Helsinki Design Museum

Design Museum, Helsinki: Exploring the classics

I must have talked about my dislike for museums time and again but what else can you do on a typically rainy Helsinki evening except for coffee-shop hopping. Being a regular at the latter, I decided to do myself a favour a couple of days back and went to explore the much talked about Helsinki Design Museum with one of those meetup groups I had joined ages ago.

Those who don’t know what these meetup groups do, just log on to and discover innumerable fun activities going on in your very own city. This was my first meet up and, I must admit, meeting a lot of strangers from different parts of the globe while exploring the city is really an eyeopening experience when it comes to your geography, cultural knowledge, and certain preconceived notions.

Now, coming back to the museum, a quick intro for those unaware- Finland is known to the world for its innovative as well as super impressive designs, crafts, artists and art related brands. The museum represents a fragment of the beautiful world of Finnish designs and innovations that are pure art in themselves.

But, honestly speaking, I do not understand art and make no attempt. So, pardon me, if I fail to explain what I saw inside the museum.

The only thing I know for sure is  that I am already obsessing over some of the chairs and they make pretty pictures too! And on a more serious note, the collection at Helsinki Design Museum throws light on many phases of Finnish history of design and innovations.

Ongoing was Retrospectiva, an exhibition by Eero Aarnio who is world famous for his Ball Chair designs. His design was first released in 1966 at the Cologne Furniture Fair and ever since he has been admired worldwide for his innovative style.

The exhibition at the museum is a comprehensive display of the octogenarian designer’s acclaimed work including furniture, lamps and other pieces of art. Apart from this exhibition, the museum has a permanent collection of innovative Finnish designs, installations and drawings.

There is also a shop inside the museum where you can buy some pretty souvenirs.

I managed to click some pictures of both the exhibition and the permanent collection but there weren’t substantial explanations on the subjects displayed except for a few lines or two. Hence, I am leaving all the explanations to your imaginations.
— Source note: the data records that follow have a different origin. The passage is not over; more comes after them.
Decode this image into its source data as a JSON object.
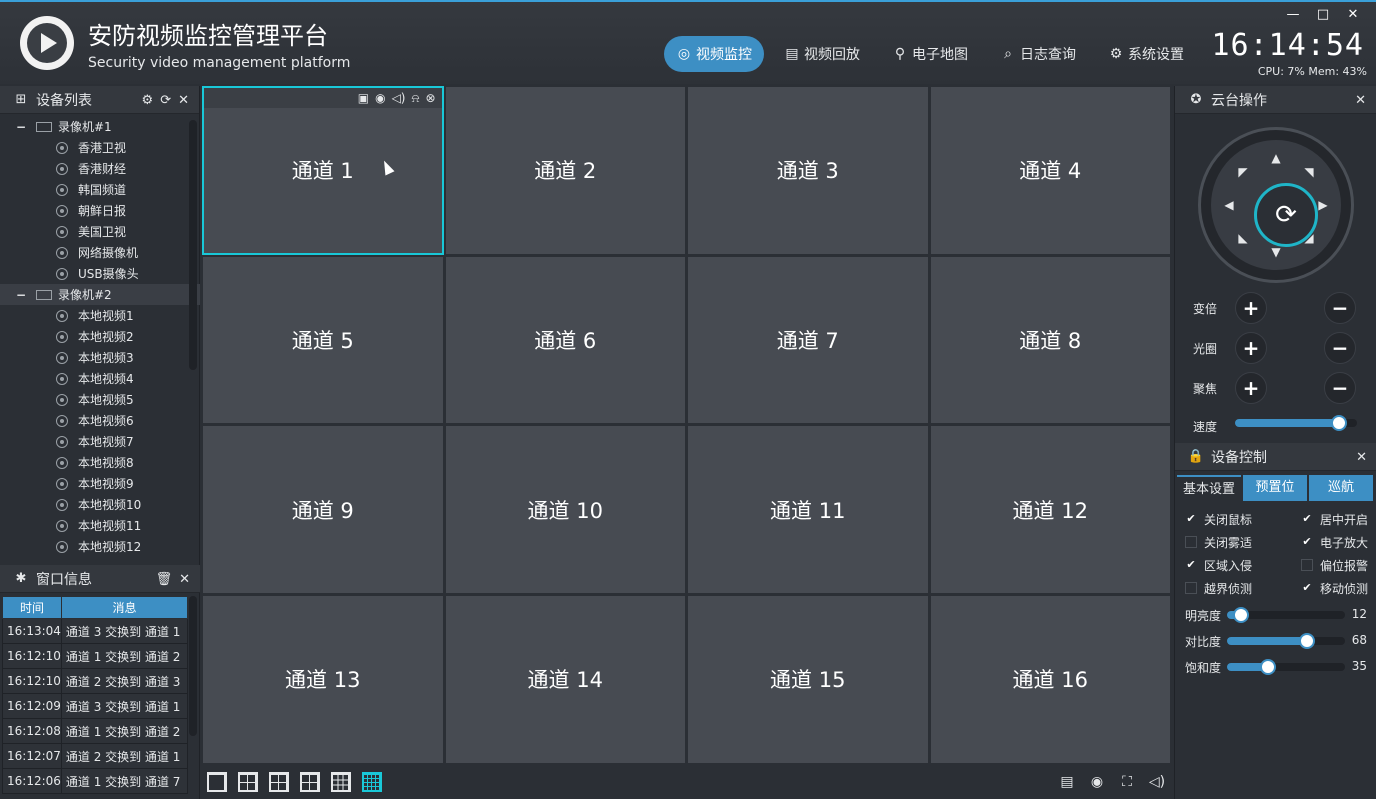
{
  "app": {
    "title": "安防视频监控管理平台",
    "subtitle": "Security video management platform",
    "clock": "16:14:54",
    "sys_stats": "CPU: 7% Mem: 43%",
    "window_controls": [
      "—",
      "□",
      "✕"
    ]
  },
  "nav": [
    {
      "label": "视频监控",
      "icon": "camera-icon",
      "glyph": "◎",
      "active": true
    },
    {
      "label": "视频回放",
      "icon": "film-icon",
      "glyph": "▤",
      "active": false
    },
    {
      "label": "电子地图",
      "icon": "map-pin-icon",
      "glyph": "⚲",
      "active": false
    },
    {
      "label": "日志查询",
      "icon": "search-icon",
      "glyph": "⌕",
      "active": false
    },
    {
      "label": "系统设置",
      "icon": "gears-icon",
      "glyph": "⚙",
      "active": false
    }
  ],
  "device_list": {
    "title": "设备列表",
    "groups": [
      {
        "name": "录像机#1",
        "items": [
          "香港卫视",
          "香港财经",
          "韩国频道",
          "朝鲜日报",
          "美国卫视",
          "网络摄像机",
          "USB摄像头"
        ]
      },
      {
        "name": "录像机#2",
        "items": [
          "本地视频1",
          "本地视频2",
          "本地视频3",
          "本地视频4",
          "本地视频5",
          "本地视频6",
          "本地视频7",
          "本地视频8",
          "本地视频9",
          "本地视频10",
          "本地视频11",
          "本地视频12"
        ]
      }
    ]
  },
  "window_info": {
    "title": "窗口信息",
    "columns": [
      "时间",
      "消息"
    ],
    "rows": [
      {
        "time": "16:13:04",
        "msg": "通道 3 交换到 通道 1"
      },
      {
        "time": "16:12:10",
        "msg": "通道 1 交换到 通道 2"
      },
      {
        "time": "16:12:10",
        "msg": "通道 2 交换到 通道 3"
      },
      {
        "time": "16:12:09",
        "msg": "通道 3 交换到 通道 1"
      },
      {
        "time": "16:12:08",
        "msg": "通道 1 交换到 通道 2"
      },
      {
        "time": "16:12:07",
        "msg": "通道 2 交换到 通道 1"
      },
      {
        "time": "16:12:06",
        "msg": "通道 1 交换到 通道 7"
      }
    ]
  },
  "channels": [
    "通道 1",
    "通道 2",
    "通道 3",
    "通道 4",
    "通道 5",
    "通道 6",
    "通道 7",
    "通道 8",
    "通道 9",
    "通道 10",
    "通道 11",
    "通道 12",
    "通道 13",
    "通道 14",
    "通道 15",
    "通道 16"
  ],
  "active_channel": 0,
  "channel_toolbar": [
    "▣",
    "◉",
    "◁)",
    "⍾",
    "⊗"
  ],
  "layouts": [
    "1x1",
    "2x2",
    "1+5",
    "1+7",
    "3x3",
    "4x4"
  ],
  "active_layout": 5,
  "bottom_tools": [
    "▤",
    "◉",
    "⛶",
    "◁)"
  ],
  "ptz": {
    "title": "云台操作",
    "rows": [
      {
        "label": "变倍"
      },
      {
        "label": "光圈"
      },
      {
        "label": "聚焦"
      }
    ],
    "speed_label": "速度",
    "speed_value": 0.85
  },
  "device_control": {
    "title": "设备控制",
    "tabs": [
      "基本设置",
      "预置位",
      "巡航"
    ],
    "active_tab": 0,
    "checkboxes": [
      {
        "label": "关闭鼠标",
        "checked": true
      },
      {
        "label": "居中开启",
        "checked": true
      },
      {
        "label": "关闭雾适",
        "checked": false
      },
      {
        "label": "电子放大",
        "checked": true
      },
      {
        "label": "区域入侵",
        "checked": true
      },
      {
        "label": "偏位报警",
        "checked": false
      },
      {
        "label": "越界侦测",
        "checked": false
      },
      {
        "label": "移动侦测",
        "checked": true
      }
    ],
    "adjustments": [
      {
        "label": "明亮度",
        "value": 12
      },
      {
        "label": "对比度",
        "value": 68
      },
      {
        "label": "饱和度",
        "value": 35
      }
    ]
  },
  "colors": {
    "accent": "#3d8fc4",
    "active_border": "#19c8d8",
    "channel_bg": "#474b52"
  }
}
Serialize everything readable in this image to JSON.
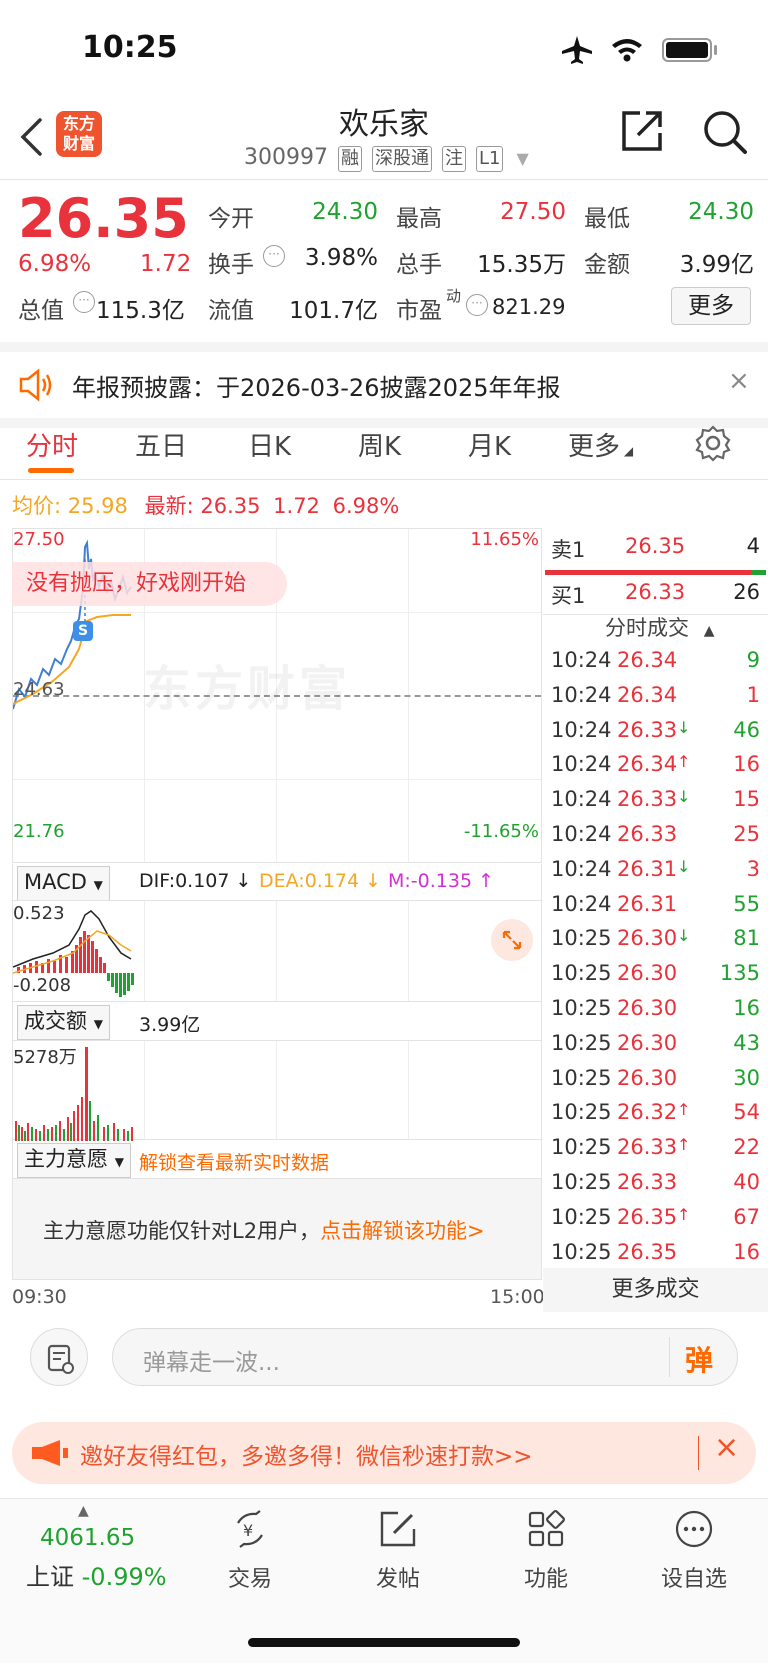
{
  "status": {
    "time": "10:25"
  },
  "header": {
    "logo_line1": "东方",
    "logo_line2": "财富",
    "stock_name": "欢乐家",
    "stock_code": "300997",
    "tags": [
      "融",
      "深股通",
      "注",
      "L1"
    ]
  },
  "quote": {
    "price": "26.35",
    "change_pct": "6.98%",
    "change": "1.72",
    "open_label": "今开",
    "open": "24.30",
    "high_label": "最高",
    "high": "27.50",
    "low_label": "最低",
    "low": "24.30",
    "turnover_label": "换手",
    "turnover": "3.98%",
    "volume_label": "总手",
    "volume": "15.35万",
    "amount_label": "金额",
    "amount": "3.99亿",
    "mktcap_label": "总值",
    "mktcap": "115.3亿",
    "float_label": "流值",
    "float": "101.7亿",
    "pe_label": "市盈",
    "pe_sup": "动",
    "pe": "821.29",
    "more_label": "更多"
  },
  "notice": {
    "text": "年报预披露：于2026-03-26披露2025年年报"
  },
  "tabs": [
    "分时",
    "五日",
    "日K",
    "周K",
    "月K",
    "更多"
  ],
  "summary": {
    "avg_label": "均价:",
    "avg": "25.98",
    "latest_label": "最新:",
    "latest": "26.35",
    "chg": "1.72",
    "pct": "6.98%"
  },
  "chart": {
    "y_top": "27.50",
    "y_mid": "24.63",
    "y_bottom": "21.76",
    "pct_top": "11.65%",
    "pct_bottom": "-11.65%",
    "tip": "没有抛压，好戏刚开始",
    "watermark": "东方财富",
    "marker": "S",
    "x_start": "09:30",
    "x_end": "15:00"
  },
  "macd": {
    "label": "MACD",
    "dif": "DIF:0.107 ↓",
    "dea": "DEA:0.174 ↓",
    "m": "M:-0.135 ↑",
    "top": "0.523",
    "bottom": "-0.208"
  },
  "volume_panel": {
    "label": "成交额",
    "value": "3.99亿",
    "top": "5278万"
  },
  "capital": {
    "label": "主力意愿",
    "unlock": "解锁查看最新实时数据",
    "info": "主力意愿功能仅针对L2用户，",
    "link": "点击解锁该功能>"
  },
  "order_book": {
    "sell_label": "卖1",
    "sell_price": "26.35",
    "sell_vol": "4",
    "buy_label": "买1",
    "buy_price": "26.33",
    "buy_vol": "26",
    "ticks_title": "分时成交",
    "more": "更多成交"
  },
  "ticks": [
    {
      "t": "10:24",
      "p": "26.34",
      "d": "",
      "v": "9",
      "c": "green"
    },
    {
      "t": "10:24",
      "p": "26.34",
      "d": "",
      "v": "1",
      "c": "red"
    },
    {
      "t": "10:24",
      "p": "26.33",
      "d": "↓",
      "v": "46",
      "c": "green"
    },
    {
      "t": "10:24",
      "p": "26.34",
      "d": "↑",
      "v": "16",
      "c": "red"
    },
    {
      "t": "10:24",
      "p": "26.33",
      "d": "↓",
      "v": "15",
      "c": "red"
    },
    {
      "t": "10:24",
      "p": "26.33",
      "d": "",
      "v": "25",
      "c": "red"
    },
    {
      "t": "10:24",
      "p": "26.31",
      "d": "↓",
      "v": "3",
      "c": "red"
    },
    {
      "t": "10:24",
      "p": "26.31",
      "d": "",
      "v": "55",
      "c": "green"
    },
    {
      "t": "10:25",
      "p": "26.30",
      "d": "↓",
      "v": "81",
      "c": "green"
    },
    {
      "t": "10:25",
      "p": "26.30",
      "d": "",
      "v": "135",
      "c": "green"
    },
    {
      "t": "10:25",
      "p": "26.30",
      "d": "",
      "v": "16",
      "c": "green"
    },
    {
      "t": "10:25",
      "p": "26.30",
      "d": "",
      "v": "43",
      "c": "green"
    },
    {
      "t": "10:25",
      "p": "26.30",
      "d": "",
      "v": "30",
      "c": "green"
    },
    {
      "t": "10:25",
      "p": "26.32",
      "d": "↑",
      "v": "54",
      "c": "red"
    },
    {
      "t": "10:25",
      "p": "26.33",
      "d": "↑",
      "v": "22",
      "c": "red"
    },
    {
      "t": "10:25",
      "p": "26.33",
      "d": "",
      "v": "40",
      "c": "red"
    },
    {
      "t": "10:25",
      "p": "26.35",
      "d": "↑",
      "v": "67",
      "c": "red"
    },
    {
      "t": "10:25",
      "p": "26.35",
      "d": "",
      "v": "16",
      "c": "red"
    }
  ],
  "comment": {
    "placeholder": "弹幕走一波...",
    "danmu": "弹"
  },
  "promo": {
    "text": "邀好友得红包，多邀多得！微信秒速打款>>"
  },
  "bottom_nav": {
    "index_value": "4061.65",
    "index_name": "上证",
    "index_change": "-0.99%",
    "items": [
      "交易",
      "发帖",
      "功能",
      "设自选"
    ]
  },
  "colors": {
    "red": "#e8323c",
    "green": "#1fa22f",
    "orange": "#ff6a00",
    "avg_line": "#f5a623",
    "price_line": "#3f7fd4"
  }
}
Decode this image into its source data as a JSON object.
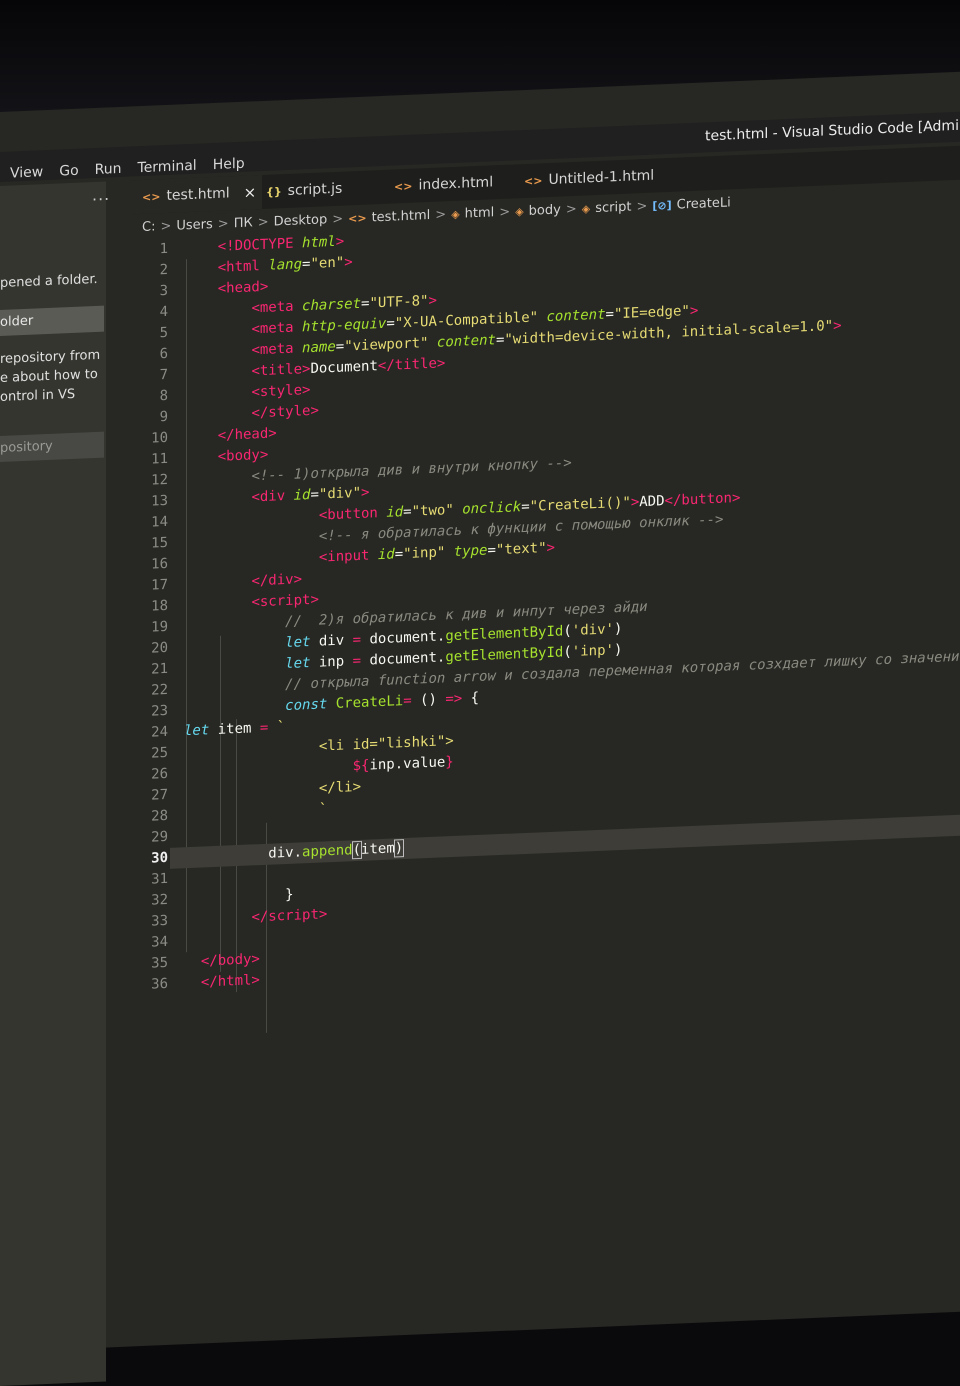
{
  "window": {
    "title": "test.html - Visual Studio Code [Administra"
  },
  "menu": [
    "View",
    "Go",
    "Run",
    "Terminal",
    "Help"
  ],
  "sidebar": {
    "dots": "···",
    "opened_text": "pened a folder.",
    "folder_button": "older",
    "repo_text_1": "repository from",
    "repo_text_2": "e about how to",
    "repo_text_3": "ontrol in VS",
    "repo_button": "pository"
  },
  "tabs": [
    {
      "label": "test.html",
      "icon": "<>",
      "active": true
    },
    {
      "label": "script.js",
      "icon": "{}",
      "active": false
    },
    {
      "label": "index.html",
      "icon": "<>",
      "active": false
    },
    {
      "label": "Untitled-1.html",
      "icon": "<>",
      "active": false
    }
  ],
  "tab_close": "×",
  "breadcrumb": [
    "C:",
    "Users",
    "ПК",
    "Desktop",
    "test.html",
    "html",
    "body",
    "script",
    "CreateLi"
  ],
  "editor": {
    "current_line": 30,
    "line_count": 36
  }
}
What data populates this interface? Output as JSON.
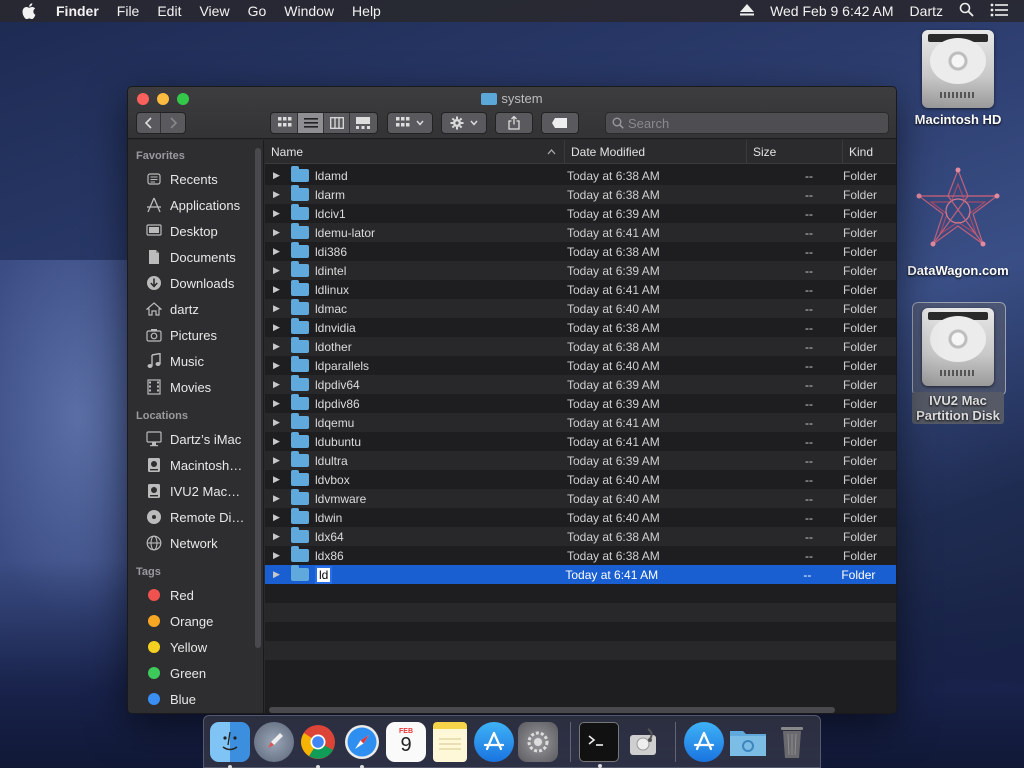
{
  "menubar": {
    "app_name": "Finder",
    "menus": [
      "File",
      "Edit",
      "View",
      "Go",
      "Window",
      "Help"
    ],
    "clock": "Wed Feb 9  6:42 AM",
    "user": "Dartz"
  },
  "desktop": {
    "icons": [
      {
        "label": "Macintosh HD",
        "icon": "hard-drive-icon"
      },
      {
        "label": "DataWagon.com",
        "icon": "star-mesh-icon"
      },
      {
        "label_line1": "IVU2 Mac",
        "label_line2": "Partition Disk",
        "icon": "hard-drive-icon",
        "selected": true
      }
    ]
  },
  "window": {
    "title": "system",
    "search_placeholder": "Search",
    "toolbar": {
      "view_modes": [
        "icon-view",
        "list-view",
        "column-view",
        "gallery-view"
      ],
      "active_view": "list-view"
    }
  },
  "sidebar": {
    "favorites_label": "Favorites",
    "favorites": [
      {
        "label": "Recents",
        "icon": "clock-icon"
      },
      {
        "label": "Applications",
        "icon": "applications-icon"
      },
      {
        "label": "Desktop",
        "icon": "desktop-icon"
      },
      {
        "label": "Documents",
        "icon": "document-icon"
      },
      {
        "label": "Downloads",
        "icon": "download-icon"
      },
      {
        "label": "dartz",
        "icon": "home-icon"
      },
      {
        "label": "Pictures",
        "icon": "camera-icon"
      },
      {
        "label": "Music",
        "icon": "music-icon"
      },
      {
        "label": "Movies",
        "icon": "film-icon"
      }
    ],
    "locations_label": "Locations",
    "locations": [
      {
        "label": "Dartz’s iMac",
        "icon": "imac-icon"
      },
      {
        "label": "Macintosh…",
        "icon": "disk-icon"
      },
      {
        "label": "IVU2 Mac…",
        "icon": "disk-icon"
      },
      {
        "label": "Remote Di…",
        "icon": "optical-disc-icon"
      },
      {
        "label": "Network",
        "icon": "globe-icon"
      }
    ],
    "tags_label": "Tags",
    "tags": [
      {
        "label": "Red",
        "color": "#f0524f"
      },
      {
        "label": "Orange",
        "color": "#f5a623"
      },
      {
        "label": "Yellow",
        "color": "#f5d020"
      },
      {
        "label": "Green",
        "color": "#3ec95b"
      },
      {
        "label": "Blue",
        "color": "#3a8ff2"
      }
    ]
  },
  "list": {
    "columns": {
      "name": "Name",
      "date": "Date Modified",
      "size": "Size",
      "kind": "Kind"
    },
    "rows": [
      {
        "name": "ldamd",
        "date": "Today at 6:38 AM",
        "size": "--",
        "kind": "Folder"
      },
      {
        "name": "ldarm",
        "date": "Today at 6:38 AM",
        "size": "--",
        "kind": "Folder"
      },
      {
        "name": "ldciv1",
        "date": "Today at 6:39 AM",
        "size": "--",
        "kind": "Folder"
      },
      {
        "name": "ldemu-lator",
        "date": "Today at 6:41 AM",
        "size": "--",
        "kind": "Folder"
      },
      {
        "name": "ldi386",
        "date": "Today at 6:38 AM",
        "size": "--",
        "kind": "Folder"
      },
      {
        "name": "ldintel",
        "date": "Today at 6:39 AM",
        "size": "--",
        "kind": "Folder"
      },
      {
        "name": "ldlinux",
        "date": "Today at 6:41 AM",
        "size": "--",
        "kind": "Folder"
      },
      {
        "name": "ldmac",
        "date": "Today at 6:40 AM",
        "size": "--",
        "kind": "Folder"
      },
      {
        "name": "ldnvidia",
        "date": "Today at 6:38 AM",
        "size": "--",
        "kind": "Folder"
      },
      {
        "name": "ldother",
        "date": "Today at 6:38 AM",
        "size": "--",
        "kind": "Folder"
      },
      {
        "name": "ldparallels",
        "date": "Today at 6:40 AM",
        "size": "--",
        "kind": "Folder"
      },
      {
        "name": "ldpdiv64",
        "date": "Today at 6:39 AM",
        "size": "--",
        "kind": "Folder"
      },
      {
        "name": "ldpdiv86",
        "date": "Today at 6:39 AM",
        "size": "--",
        "kind": "Folder"
      },
      {
        "name": "ldqemu",
        "date": "Today at 6:41 AM",
        "size": "--",
        "kind": "Folder"
      },
      {
        "name": "ldubuntu",
        "date": "Today at 6:41 AM",
        "size": "--",
        "kind": "Folder"
      },
      {
        "name": "ldultra",
        "date": "Today at 6:39 AM",
        "size": "--",
        "kind": "Folder"
      },
      {
        "name": "ldvbox",
        "date": "Today at 6:40 AM",
        "size": "--",
        "kind": "Folder"
      },
      {
        "name": "ldvmware",
        "date": "Today at 6:40 AM",
        "size": "--",
        "kind": "Folder"
      },
      {
        "name": "ldwin",
        "date": "Today at 6:40 AM",
        "size": "--",
        "kind": "Folder"
      },
      {
        "name": "ldx64",
        "date": "Today at 6:38 AM",
        "size": "--",
        "kind": "Folder"
      },
      {
        "name": "ldx86",
        "date": "Today at 6:38 AM",
        "size": "--",
        "kind": "Folder"
      },
      {
        "name": "ld",
        "date": "Today at 6:41 AM",
        "size": "--",
        "kind": "Folder",
        "selected": true,
        "editing": true
      }
    ]
  },
  "dock": {
    "calendar_day": "9",
    "calendar_month": "FEB",
    "apps": [
      "finder-icon",
      "launchpad-icon",
      "chrome-icon",
      "safari-icon",
      "calendar-icon",
      "notes-icon",
      "app-store-icon",
      "system-preferences-icon",
      "terminal-icon",
      "disk-utility-icon",
      "app-store-download-icon",
      "folder-icon",
      "trash-icon"
    ]
  }
}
Hope you still enjoy the photos.







Address: Korkeavuorenkatu 23
Opening hours: During winter season (1.9.-31.5.) Mon closed, Tue 11-20, Wed-Sun 11-18. During summer season (1.6.-31.8.) daily 11-18
Entrance fee: Adults- 10 Euro/ Pensioners- 8 Euro/ Students- 5 Eurofor Comprehensive school pupils the entrance is free
*Free entrance on every month’s last Tuesday between 5 p.m. and 8 p.m (no design evenings during summer)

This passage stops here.